The aftermath of two racist incidents forty plus years apart demonstrate America’s infuriatingly inconsistent tenor.
June 12th was the sixty-first anniversary of the assassination of Medgar Evers. Evers, the NAACP’s first field secretary in Mississippi, was shot dead in his driveway in 1963.
He survived combat against a foreign enemy in World War II only to die from homegrown White supremacy.
Returning from an early morning meeting with NAACP lawyers, Evers was shot in the back, the bullet piercing his heart. He was 37 years old.
Nine days later, Byron De La Beckwith, an avowed White Supremacist, was arrested for the murder. Two all-White juries deadlocked in 1964. De La Beckwith was literally judged by his peers since Jim Crow laws precluded Blacks from jury services.
Myrlie Evers, Medgar’s widow, did not give up seeking justice. She continued to press for a retrial, and in 1994, De La Beckwith was retried with new evidence, convicted, and sentenced to life in prison. He died in jail in 2001 at the age of eighty.

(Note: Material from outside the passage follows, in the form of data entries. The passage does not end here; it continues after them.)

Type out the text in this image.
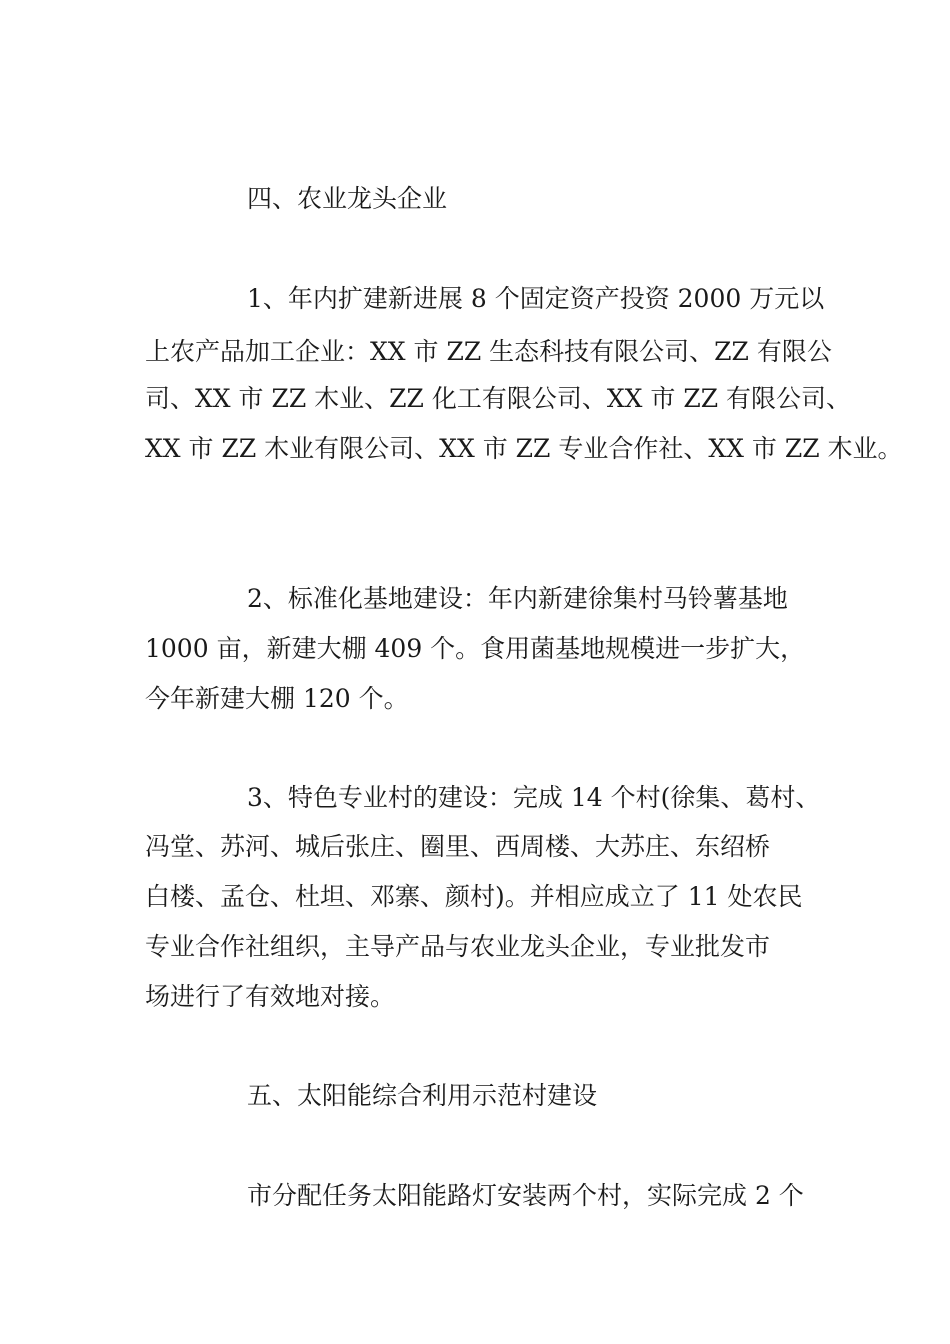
四、农业龙头企业
1、年内扩建新进展 8 个固定资产投资 2000 万元以
上农产品加工企业：XX 市 ZZ 生态科技有限公司、ZZ 有限公
司、XX 市 ZZ 木业、ZZ 化工有限公司、XX 市 ZZ 有限公司、
XX 市 ZZ 木业有限公司、XX 市 ZZ 专业合作社、XX 市 ZZ 木业。
2、标准化基地建设：年内新建徐集村马铃薯基地
1000 亩，新建大棚 409 个。食用菌基地规模进一步扩大，
今年新建大棚 120 个。
3、特色专业村的建设：完成 14 个村(徐集、葛村、
冯堂、苏河、城后张庄、圈里、西周楼、大苏庄、东绍桥
白楼、孟仓、杜坦、邓寨、颜村)。并相应成立了 11 处农民
专业合作社组织，主导产品与农业龙头企业，专业批发市
场进行了有效地对接。
五、太阳能综合利用示范村建设
市分配任务太阳能路灯安装两个村，实际完成 2 个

June 12th also marked a less satisfactory conclusion to another case of White Supremacy.
The Oklahoma Supreme Court dismissed a lawsuit by three survivors of the Tulsa Race Massacre. The suit was seeking financial restitution from the City of Tulsa for the riotous loss of life and property that occurred during May 31-June 1, 1921 in the Black Tulsa enclave of Greenwood.
On those dates, a White mob, some of whom were deputized, looted and burned Greenwood, which had been known as Black Wall Street. As many as three hundred Black Tulsa residence were killed, and thousands were imprisoned in internment camps.
Of the three massacre survivors who filed suit, two women, both over one hundred years old, are still alive. The lone male survivor who filed suit died in 2022 at the age of 102.
The court ruled that while the plaintiff grievances were valid, the destruction of Greenwood did not fall within the state’s public nuisance statute.
The court said in its ruling:
“Plaintiffs do not point to any physical injury to property in Greenwood rendering it uninhabitable that could be resolved by way of injunction or other civil remedy. Today we hold that relief is not possible under any set of facts that could be established consistent with plaintiff’s allegations.”
The plaintiffs are considering filing an appeal so the Court will take another look at the case, but it is unlikely to result in a different outcome.
Herein lies the American contradiction.
In this country, justice is slow and unsure for Blacks, although in the Evers case, it eventually prevailed.
For the two Oklahoma women whose relatives and friends were beaten, murdered, and burned out of their homes and businesses, justice hasn’t prevailed, and likely never will.
The Oklahoma court could not find “physical injury to property rendering it uninhabitable that could be resolved by way of injunction or other civil remedy,” even though the National Guard had to come in to restore order, thirty-five square blocks of Greenwood were destroyed, and there was demonstrable loss of life.
No one can convince me that a White Tulsa neighborhood would have received the same ruling. The residence would have received speedy reparations.
This is why Black people have a love/hate relationship with America, one which leans more towards hate than love.
We love America for its potential, and the beauty on display on the rare occasions when potential blossoms into reality.
We hate America because most often its potential is unrealized.
Our American experience will give us a warm hug and follow it with a kick to the teeth.
The fantasy America found in the Declaration of Independence and the Constitution is beautiful, but the reality is that America has leprosy.
It is rotten and diseased to the core.
And the ugliest part is its treatment of non-Whites.